Acompañar no es controlar

Hay una palabra que hoy se repite con frecuencia en los procesos de maduración y formación, y a la que se atribuyen efectos cuasi-mágicos: acompañamiento. Acompañamiento se contrapone a dominio e imposición. El acompañamiento requiere paciencia, capacidad de discernimiento y de adaptación, respetar la libertad del otro. En la encíclica “Amoris Laetitia” el término acompañar aparece constantemente: hay que acompañar a los novios en su proceso de maduración, a los matrimonios en dificultades, a los padres en la educación de los hijos.

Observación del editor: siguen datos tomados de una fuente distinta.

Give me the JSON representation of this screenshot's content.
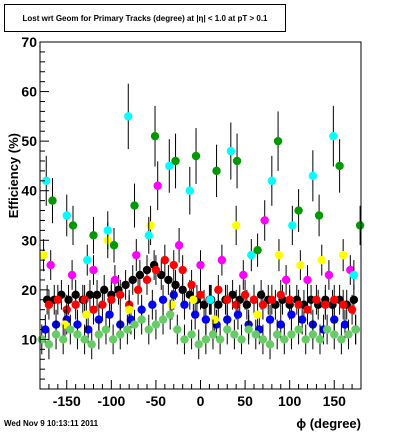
{
  "footer_text": "Wed Nov  9 10:13:11 2011",
  "chart_data": {
    "type": "scatter",
    "title": "Lost wrt Geom for Primary Tracks (degree) at |η| < 1.0 at pT > 0.1",
    "xlabel": "ϕ (degree)",
    "ylabel": "Efficiency (%)",
    "xlim": [
      -180,
      180
    ],
    "ylim": [
      0,
      70
    ],
    "x_ticks": [
      -150,
      -100,
      -50,
      0,
      50,
      100,
      150
    ],
    "y_ticks": [
      10,
      20,
      30,
      40,
      50,
      60,
      70
    ],
    "grid": false,
    "legend": "none",
    "series": [
      {
        "color": "#000000",
        "x": [
          -172,
          -164,
          -156,
          -148,
          -140,
          -132,
          -124,
          -116,
          -108,
          -100,
          -92,
          -84,
          -76,
          -68,
          -60,
          -52,
          -44,
          -36,
          -28,
          -20,
          -12,
          -4,
          4,
          12,
          20,
          28,
          36,
          44,
          52,
          60,
          68,
          76,
          84,
          92,
          100,
          108,
          116,
          124,
          132,
          140,
          148,
          156,
          164,
          172
        ],
        "y": [
          18,
          18,
          19,
          18,
          19,
          18,
          19,
          19,
          20,
          19,
          20,
          21,
          22,
          23,
          24,
          25,
          23,
          22,
          21,
          20,
          19,
          18,
          17,
          18,
          17,
          18,
          19,
          18,
          17,
          18,
          19,
          18,
          17,
          18,
          17,
          18,
          17,
          18,
          17,
          18,
          17,
          18,
          17,
          18
        ]
      },
      {
        "color": "#ff0000",
        "x": [
          -170,
          -160,
          -150,
          -140,
          -130,
          -120,
          -110,
          -100,
          -90,
          -80,
          -70,
          -60,
          -50,
          -40,
          -30,
          -20,
          -10,
          0,
          10,
          20,
          30,
          40,
          50,
          60,
          70,
          80,
          90,
          100,
          110,
          120,
          130,
          140,
          150,
          160,
          170
        ],
        "y": [
          17,
          18,
          16,
          17,
          18,
          16,
          17,
          18,
          19,
          17,
          20,
          22,
          24,
          26,
          25,
          24,
          21,
          19,
          18,
          20,
          18,
          17,
          19,
          18,
          17,
          18,
          19,
          18,
          17,
          16,
          18,
          17,
          18,
          17,
          16
        ]
      },
      {
        "color": "#0000ff",
        "x": [
          -174,
          -162,
          -150,
          -138,
          -126,
          -114,
          -102,
          -90,
          -78,
          -66,
          -54,
          -42,
          -30,
          -18,
          -6,
          6,
          18,
          30,
          42,
          54,
          66,
          78,
          90,
          102,
          114,
          126,
          138,
          150,
          162,
          174
        ],
        "y": [
          12,
          13,
          14,
          13,
          12,
          14,
          15,
          13,
          14,
          16,
          17,
          18,
          19,
          17,
          15,
          14,
          13,
          14,
          15,
          13,
          12,
          14,
          13,
          15,
          14,
          13,
          12,
          14,
          13,
          12
        ]
      },
      {
        "color": "#ffff00",
        "x": [
          -176,
          -152,
          -128,
          -104,
          -80,
          -56,
          -32,
          -8,
          16,
          40,
          64,
          88,
          112,
          136,
          160
        ],
        "y": [
          27,
          13,
          15,
          30,
          16,
          33,
          17,
          18,
          14,
          33,
          15,
          27,
          25,
          26,
          27
        ]
      },
      {
        "color": "#ff00ff",
        "x": [
          -168,
          -144,
          -120,
          -96,
          -72,
          -48,
          -24,
          0,
          24,
          48,
          72,
          96,
          120,
          144,
          168
        ],
        "y": [
          25,
          23,
          24,
          22,
          27,
          41,
          29,
          25,
          26,
          23,
          34,
          22,
          22,
          23,
          24
        ]
      },
      {
        "color": "#00ffff",
        "x": [
          -173,
          -150,
          -127,
          -104,
          -81,
          -58,
          -35,
          -12,
          11,
          34,
          57,
          80,
          103,
          126,
          149,
          172
        ],
        "y": [
          42,
          35,
          26,
          32,
          55,
          31,
          45,
          40,
          18,
          48,
          27,
          42,
          33,
          43,
          51,
          23
        ]
      },
      {
        "color": "#009900",
        "x": [
          -166,
          -143,
          -120,
          -97,
          -74,
          -51,
          -28,
          -5,
          18,
          41,
          64,
          87,
          110,
          133,
          156,
          179
        ],
        "y": [
          38,
          33,
          31,
          29,
          37,
          51,
          46,
          47,
          44,
          46,
          28,
          50,
          36,
          35,
          45,
          33
        ]
      },
      {
        "color": "#66cc66",
        "x": [
          -178,
          -170,
          -162,
          -154,
          -146,
          -138,
          -130,
          -122,
          -114,
          -106,
          -98,
          -90,
          -82,
          -74,
          -66,
          -58,
          -50,
          -42,
          -34,
          -26,
          -18,
          -10,
          -2,
          6,
          14,
          22,
          30,
          38,
          46,
          54,
          62,
          70,
          78,
          86,
          94,
          102,
          110,
          118,
          126,
          134,
          142,
          150,
          158,
          166,
          174
        ],
        "y": [
          10,
          9,
          11,
          10,
          12,
          11,
          10,
          9,
          11,
          12,
          10,
          11,
          12,
          13,
          14,
          12,
          13,
          14,
          15,
          12,
          10,
          11,
          9,
          10,
          11,
          10,
          12,
          11,
          10,
          12,
          11,
          10,
          9,
          11,
          10,
          11,
          12,
          10,
          11,
          10,
          12,
          11,
          10,
          11,
          12
        ]
      }
    ]
  }
}
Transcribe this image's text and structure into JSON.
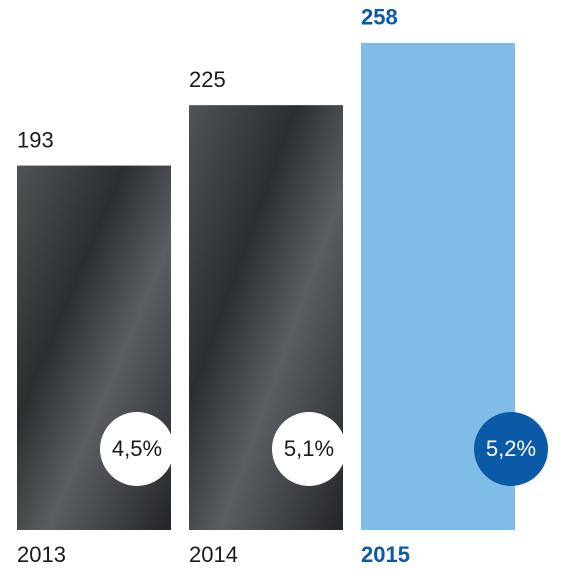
{
  "chart_data": {
    "type": "bar",
    "categories": [
      "2013",
      "2014",
      "2015"
    ],
    "values": [
      193,
      225,
      258
    ],
    "colors": [
      "#3b3e43",
      "#3b3e43",
      "#7fbde8"
    ],
    "label_colors": [
      "#1a1a1a",
      "#1a1a1a",
      "#0b5aa8"
    ],
    "shares": {
      "values": [
        4.5,
        5.1,
        5.2
      ],
      "value_labels": [
        "4,5%",
        "5,1%",
        "5,2%"
      ],
      "colors": [
        "#ffffff",
        "#ffffff",
        "#0b5aa8"
      ],
      "text_colors": [
        "#1a1a1a",
        "#1a1a1a",
        "#ffffff"
      ]
    }
  }
}
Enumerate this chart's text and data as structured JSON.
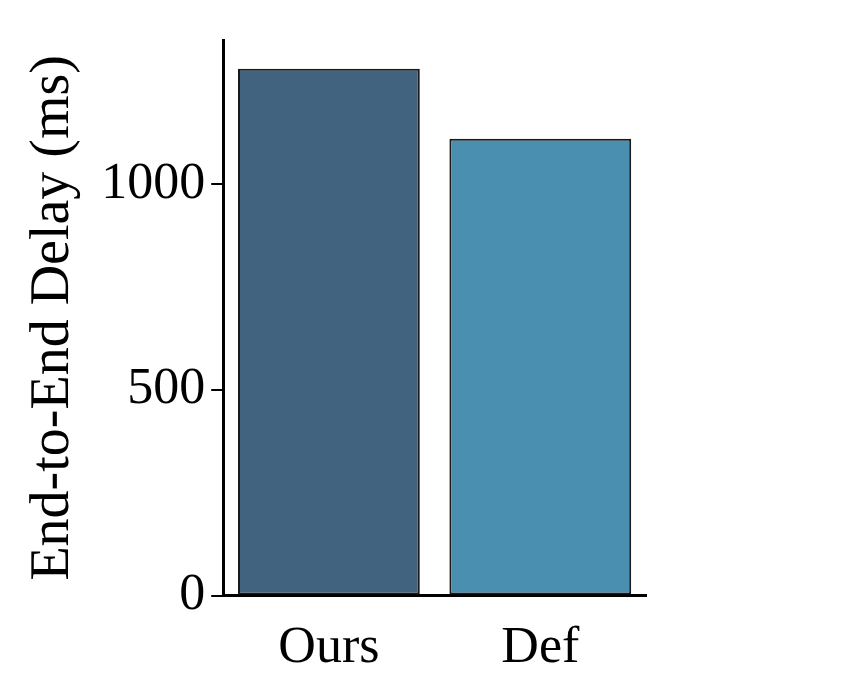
{
  "chart_data": {
    "type": "bar",
    "ylabel": "End-to-End Delay (ms)",
    "categories": [
      "Ours",
      "Def"
    ],
    "values": [
      1280,
      1110
    ],
    "colors": [
      "#41637f",
      "#4a8fb0"
    ],
    "ylim": [
      0,
      1350
    ],
    "yticks": [
      0,
      500,
      1000
    ],
    "grid": false
  }
}
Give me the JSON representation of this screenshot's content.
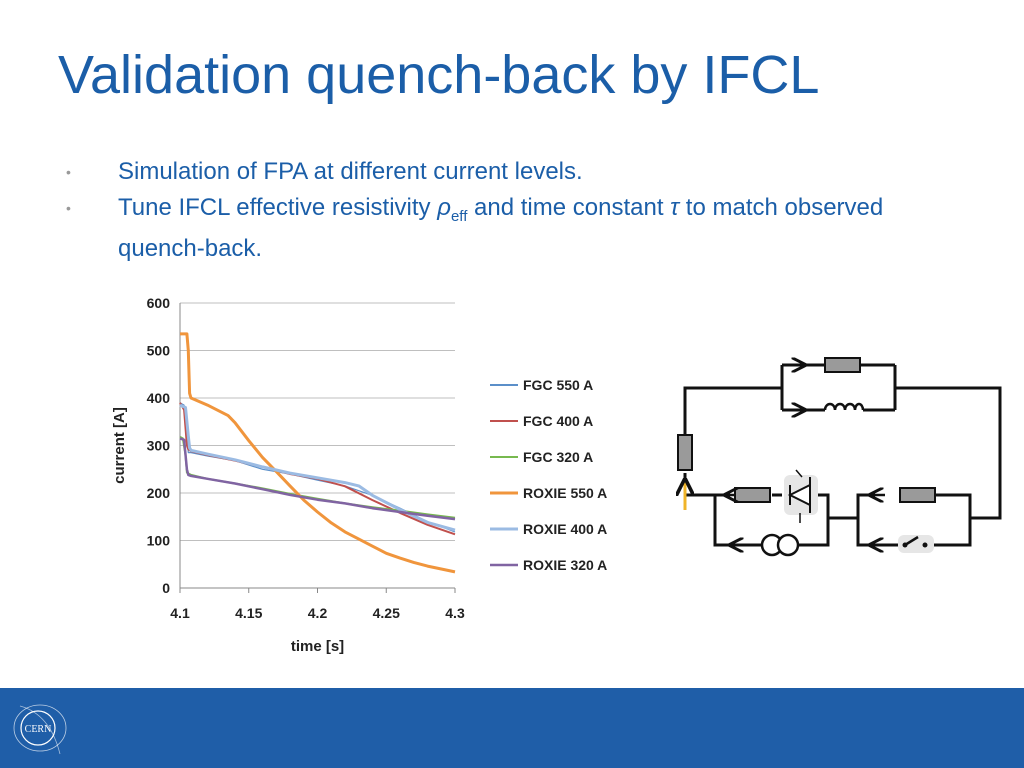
{
  "slide": {
    "title": "Validation quench-back by IFCL",
    "bullets": [
      {
        "text_a": "Simulation of FPA at different current levels."
      },
      {
        "text_a": "Tune IFCL effective resistivity ",
        "symbol_rho": "ρ",
        "sub_eff": "eff",
        "text_b": " and time constant ",
        "symbol_tau": "τ",
        "text_c": " to match observed quench-back."
      }
    ],
    "bullet_marker": "•"
  },
  "footer": {
    "logo_text": "CERN",
    "color": "#1f5ea8"
  },
  "chart_data": {
    "type": "line",
    "title": "",
    "xlabel": "time [s]",
    "ylabel": "current [A]",
    "xlim": [
      4.1,
      4.3
    ],
    "ylim": [
      0,
      600
    ],
    "x_ticks": [
      "4.1",
      "4.15",
      "4.2",
      "4.25",
      "4.3"
    ],
    "x_tick_values": [
      4.1,
      4.15,
      4.2,
      4.25,
      4.3
    ],
    "y_ticks": [
      "0",
      "100",
      "200",
      "300",
      "400",
      "500",
      "600"
    ],
    "y_tick_values": [
      0,
      100,
      200,
      300,
      400,
      500,
      600
    ],
    "grid": "horizontal",
    "legend_position": "right",
    "series": [
      {
        "name": "FGC 550 A",
        "color": "#5b8fc9",
        "width": 1.2,
        "points": [
          [
            4.1,
            390
          ],
          [
            4.103,
            385
          ],
          [
            4.105,
            320
          ],
          [
            4.106,
            285
          ],
          [
            4.108,
            285
          ],
          [
            4.12,
            278
          ],
          [
            4.14,
            268
          ],
          [
            4.16,
            250
          ],
          [
            4.18,
            240
          ],
          [
            4.2,
            227
          ],
          [
            4.22,
            215
          ],
          [
            4.24,
            195
          ],
          [
            4.26,
            168
          ],
          [
            4.28,
            140
          ],
          [
            4.3,
            118
          ]
        ]
      },
      {
        "name": "FGC 400 A",
        "color": "#c0504d",
        "width": 2,
        "points": [
          [
            4.1,
            390
          ],
          [
            4.103,
            375
          ],
          [
            4.105,
            300
          ],
          [
            4.106,
            292
          ],
          [
            4.108,
            288
          ],
          [
            4.12,
            280
          ],
          [
            4.14,
            268
          ],
          [
            4.16,
            255
          ],
          [
            4.18,
            240
          ],
          [
            4.2,
            230
          ],
          [
            4.22,
            214
          ],
          [
            4.24,
            185
          ],
          [
            4.26,
            158
          ],
          [
            4.28,
            133
          ],
          [
            4.3,
            113
          ]
        ]
      },
      {
        "name": "FGC 320 A",
        "color": "#77b94f",
        "width": 2,
        "points": [
          [
            4.1,
            318
          ],
          [
            4.102,
            315
          ],
          [
            4.104,
            280
          ],
          [
            4.105,
            243
          ],
          [
            4.108,
            238
          ],
          [
            4.12,
            230
          ],
          [
            4.14,
            220
          ],
          [
            4.16,
            210
          ],
          [
            4.18,
            198
          ],
          [
            4.2,
            188
          ],
          [
            4.22,
            178
          ],
          [
            4.24,
            170
          ],
          [
            4.26,
            163
          ],
          [
            4.28,
            155
          ],
          [
            4.3,
            148
          ]
        ]
      },
      {
        "name": "ROXIE 550 A",
        "color": "#f0953c",
        "width": 3,
        "points": [
          [
            4.1,
            535
          ],
          [
            4.105,
            535
          ],
          [
            4.106,
            500
          ],
          [
            4.107,
            410
          ],
          [
            4.108,
            400
          ],
          [
            4.12,
            385
          ],
          [
            4.135,
            363
          ],
          [
            4.14,
            348
          ],
          [
            4.15,
            310
          ],
          [
            4.16,
            275
          ],
          [
            4.17,
            245
          ],
          [
            4.18,
            215
          ],
          [
            4.19,
            185
          ],
          [
            4.2,
            160
          ],
          [
            4.21,
            137
          ],
          [
            4.22,
            118
          ],
          [
            4.23,
            103
          ],
          [
            4.24,
            88
          ],
          [
            4.25,
            73
          ],
          [
            4.26,
            63
          ],
          [
            4.27,
            54
          ],
          [
            4.28,
            46
          ],
          [
            4.29,
            40
          ],
          [
            4.3,
            34
          ]
        ]
      },
      {
        "name": "ROXIE 400 A",
        "color": "#9bbbe3",
        "width": 3,
        "points": [
          [
            4.1,
            385
          ],
          [
            4.104,
            380
          ],
          [
            4.106,
            320
          ],
          [
            4.107,
            295
          ],
          [
            4.108,
            290
          ],
          [
            4.12,
            282
          ],
          [
            4.14,
            270
          ],
          [
            4.16,
            255
          ],
          [
            4.18,
            242
          ],
          [
            4.2,
            232
          ],
          [
            4.22,
            222
          ],
          [
            4.23,
            215
          ],
          [
            4.24,
            195
          ],
          [
            4.26,
            165
          ],
          [
            4.28,
            138
          ],
          [
            4.3,
            122
          ]
        ]
      },
      {
        "name": "ROXIE 320 A",
        "color": "#8064a2",
        "width": 2.5,
        "points": [
          [
            4.1,
            315
          ],
          [
            4.103,
            312
          ],
          [
            4.105,
            250
          ],
          [
            4.106,
            238
          ],
          [
            4.108,
            236
          ],
          [
            4.12,
            230
          ],
          [
            4.14,
            220
          ],
          [
            4.16,
            208
          ],
          [
            4.18,
            196
          ],
          [
            4.2,
            186
          ],
          [
            4.22,
            178
          ],
          [
            4.24,
            168
          ],
          [
            4.26,
            160
          ],
          [
            4.28,
            152
          ],
          [
            4.3,
            145
          ]
        ]
      }
    ]
  }
}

Un documento posterior de la Santa Sede sobre vida consagrada dice algo que vale también para los seminaristas y para la educación de los hijos: la tarea particular de los superiores “consiste en acompañar mediante un diálogo sincero y constructivo, a quienes están en formación”. Y advierte: “la formación es una obra artesanal, no policíaca”. Formar no es controlar, es acompañar. Si es una obra artesanal requiere tiempo, paciencia, cuidado e imaginación. No es lo mismo mandar que formar. El mando hace, de momento, personas dóciles, con una docilidad que esconde la rebeldía, que un día explotará. La formación hace personas flexibles, capaces de recibir, acoger y comprender.


La formación, el acompañamiento, busca hacer personas responsables, no personas dependientes. Y eso hasta el punto, dice este documento que estoy citando, que “la verdadera obediencia no excluye, sino que por el contrario exige, que cada uno manifieste su propia convicción madurada en el discernimiento, aunque dicha convicción no coincida con lo que el superior pide”. Una buena educación en el acompañamiento ayuda al formando a desarrollar su personalidad y a tener convicciones fundadas y razonadas. De modo que, quizás un día la opinión del formando, del hijo, podrá discrepar de la opinión del formador, del padre. Si el padre asume esto con normalidad entonces ha sido un buen formador, ha sido para su hijo una buena compañía.